Castor CMS, LHCb and GEN instances plus CEs. SCHEDULED AT_RISK 05/10/2009 10:00 05/10/2009 10:30 30 minutes At-risk to upgrade the Castor SRM's
lugh.gridpp.rl.ac.uk, SCHEDULED OUTAGE 05/10/2009 09:00 05/10/2009 12:00 3 hours LHCb 3D database (LUGH) migration to 64-bit system.

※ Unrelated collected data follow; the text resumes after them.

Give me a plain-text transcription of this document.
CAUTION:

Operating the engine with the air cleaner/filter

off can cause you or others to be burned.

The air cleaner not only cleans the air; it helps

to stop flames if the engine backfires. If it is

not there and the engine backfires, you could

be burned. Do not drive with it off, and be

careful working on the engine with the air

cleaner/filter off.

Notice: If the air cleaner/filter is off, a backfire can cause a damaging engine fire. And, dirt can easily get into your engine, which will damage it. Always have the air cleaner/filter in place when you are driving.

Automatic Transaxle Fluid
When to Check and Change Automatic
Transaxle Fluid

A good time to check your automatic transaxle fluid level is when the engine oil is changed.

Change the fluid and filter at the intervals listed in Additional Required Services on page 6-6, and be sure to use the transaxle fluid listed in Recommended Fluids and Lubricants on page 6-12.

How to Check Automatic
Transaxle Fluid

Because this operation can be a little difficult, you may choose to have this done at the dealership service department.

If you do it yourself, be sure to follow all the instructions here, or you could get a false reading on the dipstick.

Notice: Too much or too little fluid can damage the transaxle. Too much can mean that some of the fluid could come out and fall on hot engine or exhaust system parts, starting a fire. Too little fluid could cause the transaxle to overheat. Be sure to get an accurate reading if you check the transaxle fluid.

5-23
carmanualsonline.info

lcgce06, lcgce07, lcgce08 UNSCHEDULED OUTAGE 04/10/2009 15:47 05/10/2009 15:47 24 hours CAstor Databases down
lcgce01 UNSCHEDULED OUTAGE 04/10/2009 15:47 05/10/2009 15:47 24 hours Castor Databases down
All Castor and CEs UNSCHEDULED OUTAGE 04/10/2009 14:16 05/10/2009 14:00 23 hours and 44 minutes Castor down due to unknown problems with Oracle DBs. This is under investigation right now.
srm-atlas, CE06, CE08 UNSCHEDULED AT_RISK 01/10/2009 13:30 01/10/2009 14:00 30 minutes At-risk while the Castor SRM(atlas instance) is upgraded to the latest version
LFCs, FTS, Atlas 3D (ogma) SCHEDULED AT_RISK 01/10/2009 13:30 01/10/2009 16:30 3 hours At Risk during updating of back end systems (Oracle ASM patches and OS kernel updates).
Whole Site UNSCHEDULED AT_RISK 01/10/2009 09:00 01/10/2009 12:00 3 hours At Risk while (and after) network link to OPN doubled to increase bandwidth.
All CEs UNSCHEDULED AT_RISK 29/09/2009 16:01 30/09/2009 14:00 21 hours and 59 minutes CEs At Risk as we are failing OPS VO SAM tests, but believe the CEs are working OK for other VOs. These failures follow modifications to the Castor Information provider which publishes storage information and are under investigation.
All Castor, CEs and FTS. UNSCHEDULED AT_RISK 29/09/2009 14:48 29/09/2009 16:00 1 hour and 12 minutes We are seeing some problems on OPS VO SAM tests following the upgrade of the Castor Information Provider that publishes information on castor. Declared an At Risk while this is investigated.
All Castor SCHEDULED AT_RISK 29/09/2009 12:00 29/09/2009 14:00 2 hours Castor at risk while CIP system is upgraded.
lcgwms02 SCHEDULED OUTAGE 22/09/2009 16:00 30/09/2009 10:03 7 days, 18 hours and 3 minutes Outage for making the disks on the host hotswappable. This includes time for draining beforehand and subsequent re-installation.